There’s a lot of hand wringing going on over the impact of AI in software development. Depending on who you ask, AI (a) will eliminate the need for junior developers; (b) will make highly skilled developers an order of magnitude more productive; or (c) will never level up to a human developer, capable only at best at providing suggestions, at worst putting a developer in a premature debug cycle (of AI’s making) that extends rather than compresses the time to build software.
Most of the arguments to do with AI in software development focus on the process of development, specifically the combination of knowledge (what to do and how to do), experience (what not to do and how not to do), and empathy (what is relevant and what is a distraction in a specific problem space). For the skeptics, no AI model can replace these things because the knowledge is incomplete, the experience is actually processed as knowledge, and the empathy is not real. Ergo, AI can augment but cannot replace humans in software development.
This misses the point. The thing about AI writing software is not whether AI writes code as technically sound and functionally fit as humans. It’s that AI that writes software makes software disposable.
Prior to WWII, consumer purchases were overwhelmingly financed with cash, and those acquisitions were intended to last for a long time. A consumer saved and spent frugally; an acquired item - from clothing to car - was repaired (usually by the owner) rather than replaced. Similarly, manufacturers raised large sums of capital to build plants and fill them with machines, pledging a portion of future cash flows to pay for it all. The plants and the machines and the things they made were expected to have very long life spans
The “disposable society” began in 1950s, when post WWII excess led to discarding manufactured items - even durable goods - for non-functional reasons (e.g., styles or fashions). This phenomenon was celebrated rather than castigated: no longer did consumers have to make long-term commitments within tight constraints and limited choices. They could live in the moment through spontaneous decisions with few consequences.
Come the 1970s, manufacturers reduced cost of goods sold by turning to lower cost labor markets and introducing robots. Materials went cheap too, as plastics replaced metals in component parts. Plastics also weigh less, which reduced transportation costs. In real terms, the cost of manufactured things went down.
Cheaper materials meant weaker material strength meant lower product durability. But durability didn’t matter like it used to: if it broke, it was cheaper to purchase a replacement machine rather than service the broken one. Over time, businesses institutionalized this reality: manufacturers and their dealers sold more machines, had less cash and square footage tied up in service parts inventory, and had less need for service technicians on their payroll. It can be argued that today, a machine no longer covered by buyer-paid warranty coverage is a machine that, in the eyes of the manufacturer, is at EOL.
Custom software has always been a labor-intensive activity, most often financed as a capital cost. From a purely economic perspective - that is, ignoring the non-economic costs of damaged careers, ruptured trust, and all-nighters - software development bears a striking resemblance to low-tech-density economic activity of yore.
For the economic reasons (and likely those non-economic ones), custom software has been treated as a durable good similar to machines of the past: they have a high cost of acquisition; they’re capitalized over many years; they are maintained and occasionally upgraded; and every ounce of productive use is squeezed out of them, kept in production as bits of functionality are implemented in new solutions that don’t entirely replace the workhorse of old.
The cost of custom software includes the cost of perpetuating a team for the life of the asset that has the contextual knowledge of what, why and how the software does things.
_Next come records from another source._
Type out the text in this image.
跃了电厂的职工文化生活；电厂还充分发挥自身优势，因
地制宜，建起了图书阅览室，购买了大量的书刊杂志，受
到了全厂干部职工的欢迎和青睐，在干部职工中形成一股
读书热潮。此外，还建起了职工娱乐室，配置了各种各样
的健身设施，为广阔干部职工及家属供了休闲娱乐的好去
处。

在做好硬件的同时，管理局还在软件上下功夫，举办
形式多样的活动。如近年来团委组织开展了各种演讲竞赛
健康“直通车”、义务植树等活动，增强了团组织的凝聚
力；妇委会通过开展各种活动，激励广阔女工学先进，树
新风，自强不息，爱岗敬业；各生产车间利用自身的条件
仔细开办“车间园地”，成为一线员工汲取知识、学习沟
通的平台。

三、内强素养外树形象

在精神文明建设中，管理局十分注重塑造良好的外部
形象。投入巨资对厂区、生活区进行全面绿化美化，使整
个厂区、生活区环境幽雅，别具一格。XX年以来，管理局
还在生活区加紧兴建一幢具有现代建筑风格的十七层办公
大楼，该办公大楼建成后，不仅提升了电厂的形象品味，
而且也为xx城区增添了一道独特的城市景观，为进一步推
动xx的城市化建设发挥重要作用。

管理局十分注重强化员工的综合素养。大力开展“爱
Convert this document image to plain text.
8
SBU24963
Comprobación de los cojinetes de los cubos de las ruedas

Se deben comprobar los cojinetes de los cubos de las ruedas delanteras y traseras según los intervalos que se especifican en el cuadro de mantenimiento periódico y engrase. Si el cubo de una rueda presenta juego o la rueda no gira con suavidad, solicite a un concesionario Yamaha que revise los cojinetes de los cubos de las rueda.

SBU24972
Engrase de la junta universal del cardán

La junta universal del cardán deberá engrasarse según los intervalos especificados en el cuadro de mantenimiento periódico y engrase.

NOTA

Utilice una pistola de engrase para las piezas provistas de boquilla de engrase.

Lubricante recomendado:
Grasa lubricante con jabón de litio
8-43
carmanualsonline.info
This is an insurance policy for the company that pays it and an annuity for the people who receive it. This is a long tail of labor costs.
If there is AI that can produce code - perhaps today only a small method or class - that same AI can reproduce that code. If there is AI that can not only produce code but also has in its library of all the previous iterations of the prompts, code, scripts, configuration, data structures and data captured by (transactional) and thrown off (observability) from which to learn, the cost of replacing that software in toto is going to be lower than the cost of maintaining in situ.
As long as the data is preserved and interdependencies with other software not broken, the software is disposable.
Before anybody gets arm-wavy that software development is right-brain creative problem solving more than left-brain deterministic task, consider that a lot of custom software consists of code that is not net new problem solving (just because it is new to the people in a particular team doesn’t mean it is new to the world), a lot of the creative aspects are in response to self-made software fashions (e.g., experiences or programming languages) rather than function, a lot of the defects - technical and functional - are products of limited human knowledge and recall of that knowledge.
The question is not how will AI change how we code. The ones over-indexing on “the process” are those dependent on there being longevity to “process”. The shift is how AI changes the economic nature of software itself: from durable asset with a high replacement cost to a disposable tool with a low replacement cost.
Dear reader: as you may know, I am a lapidary artist. Recently, the interest in my artwork has increased, to a point that I am going to take a break from the blog for a few months. Whether you agree or disagree with the content, I hope these blog posts have given you things to think about.